Page MenuHomePhabricator

Shellbox resource management
Closed, ResolvedPublic

Description

Shellbox is inherently bursty in its CPU usage: it uses almost no resources, almost all the time, but in response to certain classes of request it experiences brief spikes of load which exceed its CPU limit.

At the time Shellbox was designed and deployed, we discussed how best to provision it: give it too few resources, and it won't be able to sustain those spikes; give it too many, and all that hardware will sit idle most of the time. We settled on a compromise value, which suffices most of the time but still runs into CPU exhaustion sometimes, as in T310298 last week. This task is to revisit that decision and see if we can come up with a way to serve those bursts without wasting resources. (The answer might be that the status quo is still the best we can practically do for now.)

In response to last week's incident, we doubled the number of replicas; we may or may not revert that.

A couple of thoughts from the serviceops meeting:

  • Autoscaling (e.g. on CPU utilization) is the obvious approach, but as @JMeybohm points out, we'd need to examine how long these spikes last: if they're too brief, the traffic will be gone by the time new replicas are available, so that would be no help.
  • @JMeybohm suggested this might be a good use case for running without a CPU limit, which we haven't previously done on wikikube. All our services have a CPU request defined, so there shouldn't be a problem with Shellbox CPU consumption causing exhaustion for another tenant, but being able to burst into the shared capacity would give us a nice cushion. But resource overcommitment is still the risk: we'll need to be careful about expecting multiple services to be able to creep into the same set of resources, especially with mw-on-k8s.

Event Timeline

RLazarus triaged this task as Medium priority.Jun 13 2022, 11:03 PM

Did we determine whether the most recent spike was legitimate user traffic or malicious/DoS?

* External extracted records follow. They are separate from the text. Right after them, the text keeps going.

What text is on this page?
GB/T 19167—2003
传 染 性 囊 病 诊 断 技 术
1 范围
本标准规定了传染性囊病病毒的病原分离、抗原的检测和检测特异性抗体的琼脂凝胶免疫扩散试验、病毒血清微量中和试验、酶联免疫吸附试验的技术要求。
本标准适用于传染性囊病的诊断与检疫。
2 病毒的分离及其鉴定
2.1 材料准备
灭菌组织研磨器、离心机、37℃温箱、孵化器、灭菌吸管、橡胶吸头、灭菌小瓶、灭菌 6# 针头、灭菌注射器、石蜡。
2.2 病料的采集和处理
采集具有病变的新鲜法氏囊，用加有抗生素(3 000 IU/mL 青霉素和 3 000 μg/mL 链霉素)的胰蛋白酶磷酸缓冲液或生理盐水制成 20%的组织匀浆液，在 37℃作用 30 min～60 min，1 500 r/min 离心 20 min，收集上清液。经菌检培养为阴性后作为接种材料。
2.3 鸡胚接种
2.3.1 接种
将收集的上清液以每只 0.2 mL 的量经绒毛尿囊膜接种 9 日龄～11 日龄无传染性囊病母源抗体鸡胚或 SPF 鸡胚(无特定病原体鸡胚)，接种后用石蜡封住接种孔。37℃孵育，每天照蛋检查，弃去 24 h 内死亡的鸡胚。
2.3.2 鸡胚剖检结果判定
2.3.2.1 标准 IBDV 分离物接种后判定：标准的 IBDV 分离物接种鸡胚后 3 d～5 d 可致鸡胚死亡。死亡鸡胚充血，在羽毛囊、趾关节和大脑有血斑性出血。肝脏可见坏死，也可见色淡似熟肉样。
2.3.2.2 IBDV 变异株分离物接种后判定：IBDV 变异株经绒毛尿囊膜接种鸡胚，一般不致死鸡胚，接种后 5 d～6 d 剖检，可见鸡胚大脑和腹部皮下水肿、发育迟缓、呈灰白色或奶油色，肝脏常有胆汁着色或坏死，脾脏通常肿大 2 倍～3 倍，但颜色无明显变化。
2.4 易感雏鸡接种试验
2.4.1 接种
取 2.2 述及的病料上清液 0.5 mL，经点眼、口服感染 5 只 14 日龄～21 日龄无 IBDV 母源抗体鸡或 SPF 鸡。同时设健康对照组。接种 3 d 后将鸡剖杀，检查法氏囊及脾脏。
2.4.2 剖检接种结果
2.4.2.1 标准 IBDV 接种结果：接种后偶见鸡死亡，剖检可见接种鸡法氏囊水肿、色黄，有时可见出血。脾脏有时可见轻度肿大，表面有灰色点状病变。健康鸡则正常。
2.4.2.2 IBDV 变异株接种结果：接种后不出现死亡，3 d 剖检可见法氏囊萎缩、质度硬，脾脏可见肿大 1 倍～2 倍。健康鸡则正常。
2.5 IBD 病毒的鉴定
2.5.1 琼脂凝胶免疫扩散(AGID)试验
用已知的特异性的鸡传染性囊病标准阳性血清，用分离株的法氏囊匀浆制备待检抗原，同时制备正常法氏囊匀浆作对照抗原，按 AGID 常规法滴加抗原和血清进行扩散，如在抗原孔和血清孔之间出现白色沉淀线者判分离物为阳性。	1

The Abstract Wikipedia team has a proposal somewhere for rendering some fragments async, we could do a dumber version of that - if Shellbox returns an error, we log it but keep rendering the page, and have a little message like "Please wait a few minutes for this score to be rendered" in place of the <score> and queue a delayed job (like a minute or two) to re-render the page, assuming that the Shellbox spike is over. We could also protect Shellbox with PoolCounter so that all the requests don't hit Shellbox and fail.

Another idea, we could combine some of the Shellbox pools so that the overprovisioning problem isn't as bad. Downside, we lose some of the security isolation.

Also, one of the Wikisources has some Lua magic that renders each score like 4 times because they're PNGs. I think if we switched to/enabled SVG rendering (T49578) we could cut that down to just one, which hopefully reduces traffic significantly.

My 2 cents:

  • Allowing Shellbox to burst beyond its cpu limit seems like the right first, easy thing to try. There's little risk to enabling this for a few services, and (AFAIK?) depending on the caller, Shellbox is somewhere between "latency-critical user query path" and "batch processing"
  • If we can differentiate between Shellbox jobs that are latency-critical and ones that aren't, we should -- and we should only allow the more batch-y jobs to use a certain fraction of the workers (probably using Poolcounter). This could also potentially make autoscaling more effective.
matmarex merged tasks: Restricted Task, Restricted Task.EditedJul 5 2022, 3:57 PM
matmarex added subscribers: TheresNoTime, cscott, matmarex.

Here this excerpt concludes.